Were their any groov View tags connected direct to I/O, ie, not PAC Control? Im wondering if you feel it was a PAC Control issue (debug aside) or a groov View issue (thinking of the button that could not be pressed).

Did you bypass the UPS or fix it?
I don’t trust any controller not on a UPS. Power quality issue will drive you nuts with phantom problems.
Also, anytime a controller gets hit like that, I recommend a redownload of the strategy or a reset like you did. The power surge whether its through the ethernet port or the power, can cause all sorts of strange problems, with bits errors and so on.

@Beno:

There may have been running charts. When I went into that section, it showed that the runtime was enabled, but it wouldn’t load any strategy details in the lower section.

From what I could tell, Node-RED wasn’t talking to PAC Control tags either.

I only have one tag in Groov View, and it’s toggling a boolean variable. No tags connected directly to IO.

@Barrett:

I replaced the UPS. I agree – controllers always on a UPS. Having to re-download wouldn’t be a problem, but having to do a factory reset seems like a bit much.
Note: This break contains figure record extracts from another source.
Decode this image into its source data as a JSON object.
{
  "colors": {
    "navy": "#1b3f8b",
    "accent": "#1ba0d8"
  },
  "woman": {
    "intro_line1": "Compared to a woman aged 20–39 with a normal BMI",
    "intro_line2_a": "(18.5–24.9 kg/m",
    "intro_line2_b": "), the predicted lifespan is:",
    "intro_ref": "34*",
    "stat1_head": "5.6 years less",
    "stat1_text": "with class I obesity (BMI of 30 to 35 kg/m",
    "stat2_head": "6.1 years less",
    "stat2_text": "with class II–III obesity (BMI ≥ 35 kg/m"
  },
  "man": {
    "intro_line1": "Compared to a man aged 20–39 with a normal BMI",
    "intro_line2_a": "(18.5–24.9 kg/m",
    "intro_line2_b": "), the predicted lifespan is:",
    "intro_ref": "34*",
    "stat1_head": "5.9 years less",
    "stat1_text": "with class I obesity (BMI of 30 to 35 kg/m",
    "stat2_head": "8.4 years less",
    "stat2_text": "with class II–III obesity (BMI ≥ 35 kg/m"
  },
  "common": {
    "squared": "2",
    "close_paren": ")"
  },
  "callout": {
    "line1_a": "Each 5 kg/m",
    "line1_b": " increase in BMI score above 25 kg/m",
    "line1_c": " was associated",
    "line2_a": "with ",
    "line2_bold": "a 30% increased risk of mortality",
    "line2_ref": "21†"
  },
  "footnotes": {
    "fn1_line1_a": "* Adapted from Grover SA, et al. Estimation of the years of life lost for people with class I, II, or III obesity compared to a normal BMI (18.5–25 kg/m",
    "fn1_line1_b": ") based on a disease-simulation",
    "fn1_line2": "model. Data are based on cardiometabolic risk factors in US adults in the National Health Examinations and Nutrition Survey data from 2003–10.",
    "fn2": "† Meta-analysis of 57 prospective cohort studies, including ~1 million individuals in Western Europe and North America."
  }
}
Well you have to consider that a power event can set bit errors in the OS, which is likely what happened in your case. Downloading the strategy will not fix that.
It would not matter what controller you use, this would be a problem for any of them.
The key is making sure that you cannot get a power event at the controller, period. Many people assume that the ethernet is not a problem, and they would be absolutely wrong. Make sure the switch is on the same UPS and make sure that all devices talking to the controller are on the same UPS or another UPS of same quality. Make sure that all the devices talking to a remote switch are on the same UPS the switch is on. If that is not possible, then use fiber.
I have also seen cheap UPSs not prevent the surge, usually on nasty power events. I have had at least one event so bad it knocked out a new APC SmartUPS 1500, and in that event it did not touch either the switch or the controller. The switch was on a fiber network and the local connection was copper to the controller.
I recently installed a fiber network with APC UPSs extended run, and for all the remote connections coming into each switch that were copper, I installed ethernet surge arrestors on each one…this network stayed up and running while Cargill’s in house network went down.
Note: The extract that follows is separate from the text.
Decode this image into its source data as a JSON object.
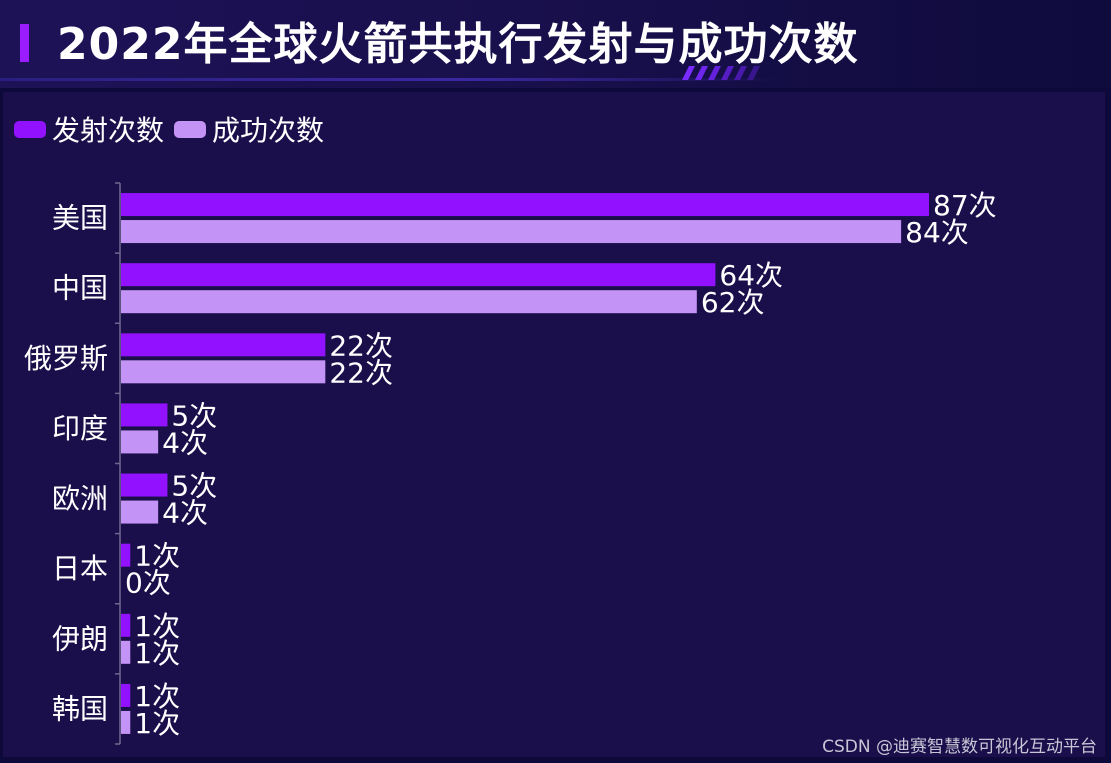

Just had this come up again this week. Was in debug testing a new chart in PAC Control and I got kicked off and couldn’t do anything with PAC Control again until I reset the controller (did a firmware update). I did dump all the log files this time if that’s helpful.

I have seen something like this in the past… Are there any (and I mean ANY) charts that have a communication handle?
What can happen is that the comm handle can get out of sorts and open and close a bunch of times (ie, you the programmer don’t hand them gracefully) and you use up all the TCP sockets on the device, and thus cant talk to groov View, PAC Control, PAC Display etc
groov Manage will work Ok as that is not a port 2001 or 22001 (ie, not strategy related).

Almost the same happened to me like 2 years ago, I was cleaning up some old code during a plant stop and tried to debud the program and got all bells and whistles in pac control abort, retry, etc. PAC control closed it self, I re opened PAC control and it will not find the controller, I powered off the EPIC and restart and all went back to normal, I was behind one fw version and did update immediately after, no more issues so far. Important to notice that when this happened I was totally under UPS power, a good APC pure sine output with lots of protections yet 100% have no incoming power from electric company, mains were off.

@Beno: there were definitely communication handles involved. Is there some way to reset the TCP stack or something so that I wouldn’t have to completely reset the controller? As you suspected, Groov Manage was still accessible.

What firmware are you on?
Make sure it is the latest 3.4.4 release as your symptoms are similiar to issues that 3.4.4 resolves.